The excessive prescription of narcotics has led to an epidemic of abuse and addiction in America, leading the FDA to, belatedly, place limitations on the amount of hydrocodone that a patient can receive between office visits and to require written (rather than phoned-in) prescriptions to obtain them.
Having practiced Internal Medicine for 36 years, primarily as a hospitalist, I have long observed the overuse of these addictive medications and place the blame squarely on physicians. While these medications are designed primarily for acute pain relief following infection, injury or surgery, patients are too often sent home with a month's supply of the narcotic, sometimes with a refill or two; in the majority of cases, the patient could have been managed with a few days of the narcotic, transitioned to ibuprofen, naproxen or acetaminophen in combination with physical therapy. The extended availability of narcotics leads to their overuse and, within a relatively short period of time, to dependence.

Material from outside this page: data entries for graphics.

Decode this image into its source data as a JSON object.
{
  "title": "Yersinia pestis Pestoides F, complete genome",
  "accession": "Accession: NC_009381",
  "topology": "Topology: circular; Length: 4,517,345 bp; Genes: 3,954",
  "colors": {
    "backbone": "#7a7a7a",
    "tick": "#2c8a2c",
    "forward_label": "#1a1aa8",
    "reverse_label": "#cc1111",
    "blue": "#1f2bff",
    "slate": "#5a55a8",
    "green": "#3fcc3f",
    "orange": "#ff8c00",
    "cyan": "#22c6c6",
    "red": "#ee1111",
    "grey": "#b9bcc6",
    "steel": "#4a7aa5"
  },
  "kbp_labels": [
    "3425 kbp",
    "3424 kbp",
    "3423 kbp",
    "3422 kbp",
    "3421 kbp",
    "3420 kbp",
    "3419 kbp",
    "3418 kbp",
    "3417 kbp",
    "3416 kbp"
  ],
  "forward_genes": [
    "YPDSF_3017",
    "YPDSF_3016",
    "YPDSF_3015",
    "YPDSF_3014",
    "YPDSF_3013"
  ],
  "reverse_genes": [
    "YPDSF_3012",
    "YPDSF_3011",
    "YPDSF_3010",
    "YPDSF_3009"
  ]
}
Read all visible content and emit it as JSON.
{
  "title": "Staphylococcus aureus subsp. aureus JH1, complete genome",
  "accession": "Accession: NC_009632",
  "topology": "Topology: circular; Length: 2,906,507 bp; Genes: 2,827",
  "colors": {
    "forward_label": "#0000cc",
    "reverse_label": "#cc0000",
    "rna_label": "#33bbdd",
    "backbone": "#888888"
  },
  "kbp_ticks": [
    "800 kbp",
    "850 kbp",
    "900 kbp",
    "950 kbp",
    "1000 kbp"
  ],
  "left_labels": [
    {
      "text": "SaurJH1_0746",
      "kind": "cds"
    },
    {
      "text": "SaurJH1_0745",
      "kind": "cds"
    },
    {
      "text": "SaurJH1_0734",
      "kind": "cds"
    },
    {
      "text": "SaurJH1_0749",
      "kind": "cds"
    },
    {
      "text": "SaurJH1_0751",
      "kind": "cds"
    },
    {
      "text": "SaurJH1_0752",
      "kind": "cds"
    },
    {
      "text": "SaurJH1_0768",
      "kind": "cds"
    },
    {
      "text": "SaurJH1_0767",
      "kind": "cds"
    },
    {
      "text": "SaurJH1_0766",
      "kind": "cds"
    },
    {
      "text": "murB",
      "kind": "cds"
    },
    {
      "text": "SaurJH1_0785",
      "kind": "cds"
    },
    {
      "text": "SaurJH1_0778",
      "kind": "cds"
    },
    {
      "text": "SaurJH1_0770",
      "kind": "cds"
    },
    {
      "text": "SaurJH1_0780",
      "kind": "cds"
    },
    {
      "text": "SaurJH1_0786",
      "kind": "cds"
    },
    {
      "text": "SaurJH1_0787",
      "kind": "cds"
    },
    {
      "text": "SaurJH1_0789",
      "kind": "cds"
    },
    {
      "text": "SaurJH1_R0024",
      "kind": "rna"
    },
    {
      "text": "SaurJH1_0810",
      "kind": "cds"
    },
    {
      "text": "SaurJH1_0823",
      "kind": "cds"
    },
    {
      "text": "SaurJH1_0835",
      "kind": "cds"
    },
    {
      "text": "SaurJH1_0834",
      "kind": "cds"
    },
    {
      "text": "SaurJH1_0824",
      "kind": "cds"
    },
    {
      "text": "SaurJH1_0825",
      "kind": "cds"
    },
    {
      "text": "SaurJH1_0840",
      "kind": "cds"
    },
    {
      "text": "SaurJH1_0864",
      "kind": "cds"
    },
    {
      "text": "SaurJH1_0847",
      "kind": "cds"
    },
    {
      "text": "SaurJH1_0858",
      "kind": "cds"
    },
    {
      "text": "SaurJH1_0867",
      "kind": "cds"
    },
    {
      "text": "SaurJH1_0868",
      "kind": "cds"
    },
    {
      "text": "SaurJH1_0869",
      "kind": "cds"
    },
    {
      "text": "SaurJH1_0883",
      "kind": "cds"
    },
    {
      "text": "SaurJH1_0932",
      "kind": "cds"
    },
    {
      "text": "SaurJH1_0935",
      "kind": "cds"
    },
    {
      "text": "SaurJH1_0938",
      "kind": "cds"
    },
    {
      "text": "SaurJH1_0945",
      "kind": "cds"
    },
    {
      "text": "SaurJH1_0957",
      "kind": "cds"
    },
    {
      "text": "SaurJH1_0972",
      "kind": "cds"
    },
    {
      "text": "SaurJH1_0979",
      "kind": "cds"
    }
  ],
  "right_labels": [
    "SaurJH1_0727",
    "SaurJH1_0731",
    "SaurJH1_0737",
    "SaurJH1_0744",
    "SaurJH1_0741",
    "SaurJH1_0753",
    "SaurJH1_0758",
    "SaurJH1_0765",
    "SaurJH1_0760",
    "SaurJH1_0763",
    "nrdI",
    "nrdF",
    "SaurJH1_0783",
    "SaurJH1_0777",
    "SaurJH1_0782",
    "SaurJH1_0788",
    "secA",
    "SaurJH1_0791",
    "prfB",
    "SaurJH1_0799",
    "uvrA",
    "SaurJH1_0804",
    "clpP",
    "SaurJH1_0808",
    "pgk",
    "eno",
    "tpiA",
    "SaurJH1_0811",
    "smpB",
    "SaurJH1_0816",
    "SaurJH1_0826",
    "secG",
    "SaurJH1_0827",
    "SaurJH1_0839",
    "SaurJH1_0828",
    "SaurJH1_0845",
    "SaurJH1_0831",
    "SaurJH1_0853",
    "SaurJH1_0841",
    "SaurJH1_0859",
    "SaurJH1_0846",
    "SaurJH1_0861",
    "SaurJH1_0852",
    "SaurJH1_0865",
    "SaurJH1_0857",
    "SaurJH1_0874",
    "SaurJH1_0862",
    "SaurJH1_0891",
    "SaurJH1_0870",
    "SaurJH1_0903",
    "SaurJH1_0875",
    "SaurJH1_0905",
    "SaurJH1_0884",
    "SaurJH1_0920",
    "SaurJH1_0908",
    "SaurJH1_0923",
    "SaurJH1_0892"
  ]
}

While patients with certain malignancies, neuropathies and other painful conditions might need long term narcotic therapy, most patients who use narcotics on a chronic basis are addicted to those medications; since, over time, they develop tolerance, the dose must be gradually increased. In the end, the excessive amount of these drugs in medicine cabinets across the country, in combination with black market sources, has led to their abuse by teens and young adults; combined with alcohol, sedatives and other illicit drugs, narcotics have become a leading cause of overdose-related deaths in otherwise healthy individuals.